Huck paddles ashore to check their bearings, but calls to some bounty hunters. But in the long run, Huck can’t betray Jim. They have become friends. "There he goes—True Blue Huck Finn." And Huck voices over: "Always so troublesome doing right and so darn easy doing wrong." During a fog on the river, Jim settles the matter by saying, "Just because you’re taught that something’s right and everyone believes it’s right, it don’t make it right." A steamboat strikes the raft. Huck swims ashore thinking he has lost Jim. Huck is taken captive by the Grangerfords, one of two feuding families (the other being the Shepherdsons). The Grangerford women take Huck in and he befriends young Billy. (Of course, Huck comes up with a stretcher tale and a new name, George Jackson). Jim is caught and claimed as a slave. On the Grangerford plantation, Huck sees slavery first hand. He also is enjoying himself. So, when Jim asks for them to "get out of here," Huck feels Jim is being selfish and doesn’t budge. Jim is whipped and this sets off a flood of contradictory emotions within Huck. He sees Jim’s whip marks and, in the film’s seminal scene, tearfully apologizes. (Huck Finn with gushy emotions?) "Okay, alright. Enough of this slop." He decides that they should leave.

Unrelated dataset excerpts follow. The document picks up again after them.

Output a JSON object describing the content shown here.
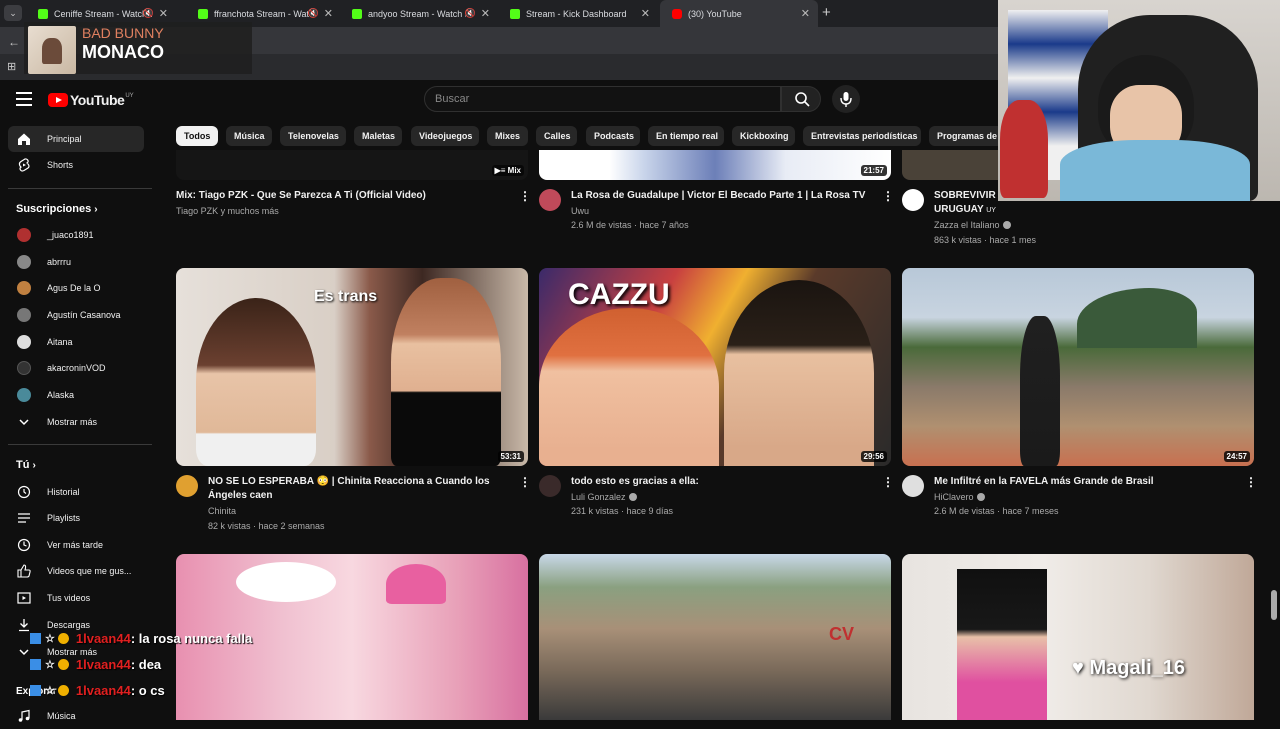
{
  "browser": {
    "tabs": [
      {
        "title": "Ceniffe Stream - Watch Live",
        "color": "#53fc18",
        "active": false
      },
      {
        "title": "ffranchota Stream - Watch",
        "color": "#53fc18",
        "active": false
      },
      {
        "title": "andyoo Stream - Watch Live",
        "color": "#53fc18",
        "active": false
      },
      {
        "title": "Stream - Kick Dashboard",
        "color": "#53fc18",
        "active": false
      },
      {
        "title": "(30) YouTube",
        "color": "#ff0000",
        "active": true
      }
    ]
  },
  "music_overlay": {
    "artist": "BAD BUNNY",
    "song": "MONACO"
  },
  "youtube": {
    "logo_text": "YouTube",
    "country_code": "UY",
    "search_placeholder": "Buscar",
    "chips": [
      "Todos",
      "Música",
      "Telenovelas",
      "Maletas",
      "Videojuegos",
      "Mixes",
      "Calles",
      "Podcasts",
      "En tiempo real",
      "Kickboxing",
      "Entrevistas periodísticas",
      "Programas de"
    ]
  },
  "sidebar": {
    "main": [
      {
        "label": "Principal",
        "icon": "home-icon"
      },
      {
        "label": "Shorts",
        "icon": "shorts-icon"
      }
    ],
    "subs_heading": "Suscripciones",
    "subs": [
      {
        "label": "_juaco1891",
        "color": "#b03030"
      },
      {
        "label": "abrrru",
        "color": "#888888"
      },
      {
        "label": "Agus De la O",
        "color": "#c08040"
      },
      {
        "label": "Agustín Casanova",
        "color": "#777777"
      },
      {
        "label": "Aitana",
        "color": "#dddddd"
      },
      {
        "label": "akacroninVOD",
        "color": "#333333"
      },
      {
        "label": "Alaska",
        "color": "#4a8a9a"
      }
    ],
    "show_more": "Mostrar más",
    "you_heading": "Tú",
    "you": [
      {
        "label": "Historial",
        "icon": "history-icon"
      },
      {
        "label": "Playlists",
        "icon": "playlists-icon"
      },
      {
        "label": "Ver más tarde",
        "icon": "clock-icon"
      },
      {
        "label": "Videos que me gus...",
        "icon": "thumbs-up-icon"
      },
      {
        "label": "Tus videos",
        "icon": "play-square-icon"
      },
      {
        "label": "Descargas",
        "icon": "download-icon"
      }
    ],
    "show_more_2": "Mostrar más",
    "explore_heading": "Explorar",
    "explore": [
      {
        "label": "Música"
      }
    ]
  },
  "top_row": [
    {
      "title": "Mix: Tiago PZK - Que Se Parezca A Ti  (Official Video)",
      "channel": "Tiago PZK y muchos más",
      "stats": "",
      "badge": "Mix"
    },
    {
      "title": "La Rosa de Guadalupe | Victor El Becado Parte 1 | La Rosa TV",
      "channel": "Uwu",
      "stats": "2.6 M de vistas · hace 7 años",
      "duration": "21:57"
    },
    {
      "title": "SOBREVIVIR",
      "title2": "URUGUAY",
      "title2_suffix": "UY",
      "channel": "Zazza el Italiano",
      "stats": "863 k vistas · hace 1 mes"
    }
  ],
  "row2": [
    {
      "title": "NO SE LO ESPERABA 😳 | Chinita Reacciona a Cuando los Ángeles caen",
      "channel": "Chinita",
      "stats": "82 k vistas · hace 2 semanas",
      "duration": "53:31",
      "overlay": "Es trans"
    },
    {
      "title": "todo esto es gracias a ella:",
      "channel": "Luli Gonzalez",
      "stats": "231 k vistas · hace 9 días",
      "duration": "29:56",
      "overlay": "CAZZU"
    },
    {
      "title": "Me Infiltré en la FAVELA más Grande de Brasil",
      "channel": "HiClavero",
      "stats": "2.6 M de vistas · hace 7 meses",
      "duration": "24:57"
    }
  ],
  "row3": [
    {
      "overlay": ""
    },
    {
      "overlay": "CV"
    },
    {
      "overlay": "Magali_16"
    }
  ],
  "chat": [
    {
      "user": "1lvaan44",
      "msg": ": la rosa nunca falla"
    },
    {
      "user": "1lvaan44",
      "msg": ": dea"
    },
    {
      "user": "1lvaan44",
      "msg": ": o cs"
    }
  ]
}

When he returns to the plantation, Huck discovers that the feud has kicked in full force. A Grangerford daughter has married a Shepherdson son. In the battle, young Billy is killed and Huck faces death for the first time. He and Jim repair the raft and set back on the river toward freedom. "Other places feel cramped. But the river don’t. You always feel warm and safe and free on the river."

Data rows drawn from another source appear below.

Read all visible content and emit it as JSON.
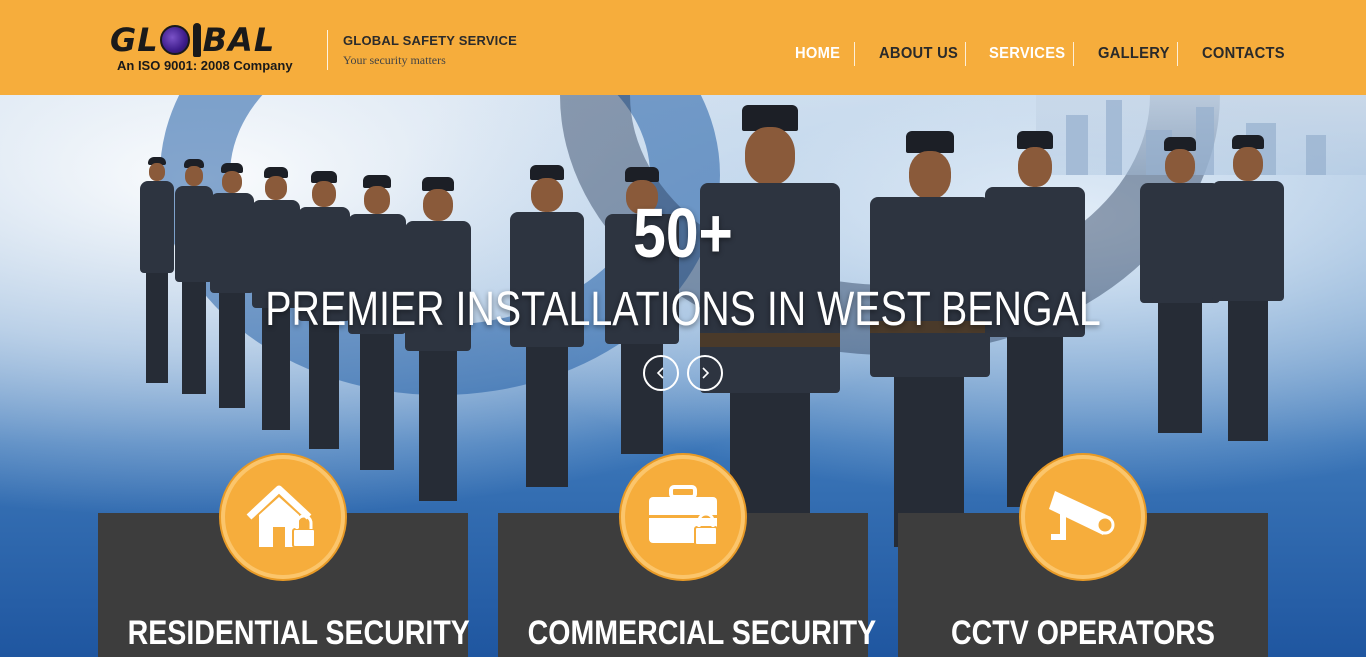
{
  "header": {
    "logo_text_1": "GL",
    "logo_text_2": "BAL",
    "logo_tagline": "An ISO 9001: 2008 Company",
    "brand_name": "GLOBAL SAFETY SERVICE",
    "brand_subtitle": "Your security matters"
  },
  "nav": {
    "items": [
      {
        "label": "HOME",
        "active": true
      },
      {
        "label": "ABOUT US",
        "active": false
      },
      {
        "label": "SERVICES",
        "active": true
      },
      {
        "label": "GALLERY",
        "active": false
      },
      {
        "label": "CONTACTS",
        "active": false
      }
    ]
  },
  "hero": {
    "stat": "50+",
    "headline": "PREMIER INSTALLATIONS IN WEST BENGAL",
    "prev_icon": "chevron-left-icon",
    "next_icon": "chevron-right-icon"
  },
  "services": [
    {
      "title": "RESIDENTIAL SECURITY",
      "icon": "house-lock-icon"
    },
    {
      "title": "COMMERCIAL SECURITY",
      "icon": "briefcase-lock-icon"
    },
    {
      "title": "CCTV OPERATORS",
      "icon": "cctv-camera-icon"
    }
  ],
  "colors": {
    "header_bg": "#f6ad3c",
    "card_bg": "#3d3d3d",
    "accent": "#f6ad3c"
  }
}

They discover they have overshot Cairo by forty miles and decide to take a steamboat upstream. However at that moment two of Twain’s most rascally rascals enter the tale—the King of Bilgewater and the Duke, two grifters, actors, snake-oil peddlers and general scoundrels and thieves. They escape onto the raft with Jim and Huck. When they find a "Wanted" poster with Jim (for the murder of Huck, ironically), they blackmail Huck into helping them bilk the orphaned daughters of John Wilks from their inheritance. They pose as the deceased’s long lost British brothers, complete with their English Valet Adolphus (Huck) and a Swahili Prince (guess who?). The three Wilks daughters believe them (well, the youngest is skeptical) and soon the King and Duke have cornered the market on the inheritance gold and the property. Meanwhile, Jim is caught and locked up for murder. Huck wants out of the scheme. He steals the gold and hides it in the coffin. The King auctions off the entire estate and the coffin is buried. Huck reveals everything to the oldest Wilks sister (Mary Jane), but he asks her to wait on his plan before she springs on the scoundrels.

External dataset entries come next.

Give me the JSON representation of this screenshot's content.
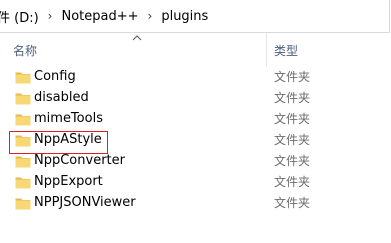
{
  "address": {
    "drive": "件 (D:)",
    "folder1": "Notepad++",
    "folder2": "plugins",
    "separator": "›"
  },
  "columns": {
    "name": "名称",
    "type": "类型"
  },
  "items": [
    {
      "name": "Config",
      "type": "文件夹"
    },
    {
      "name": "disabled",
      "type": "文件夹"
    },
    {
      "name": "mimeTools",
      "type": "文件夹"
    },
    {
      "name": "NppAStyle",
      "type": "文件夹"
    },
    {
      "name": "NppConverter",
      "type": "文件夹"
    },
    {
      "name": "NppExport",
      "type": "文件夹"
    },
    {
      "name": "NPPJSONViewer",
      "type": "文件夹"
    }
  ],
  "highlighted_item": "NppAStyle",
  "colors": {
    "highlight_border": "#e0201f",
    "folder_fill": "#f8d775",
    "header_text": "#4c607a"
  },
  "icons": {
    "folder": "folder-icon",
    "sort": "sort-ascending-icon",
    "separator": "chevron-right-icon"
  }
}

Meanwhile, the real brothers Wilks show up. They have a difficult time proving who they are; and it all comes down to a tattoo on the corpse. So, the townsfolk dig up the deceased and find the gold. While the King and Duke are tarred and feathered, Huck slips the keys from the sheriff’s belt and frees Jim. They flee to the river being pursued. Huck is shot and Jim, just yards from freedom returns to carry Huck to safety. The mob try to lynch Jim, but the oldest Wilks daughter shows up and orders his release, just as Huck Finn passes out from blood loss.

Huck recovers waking to the faces of Mary Jane Wilks and the Widow Douglas. Miss Watson has died and has freed Jim in her will. Huck will be adopted by the good Widow and be "civilized." But Huck Finn (like Mark Twain before him) hears the Steamboat whistle. "I don’t think I can stand it, ‘cause I’ve been there before." FREEDOM.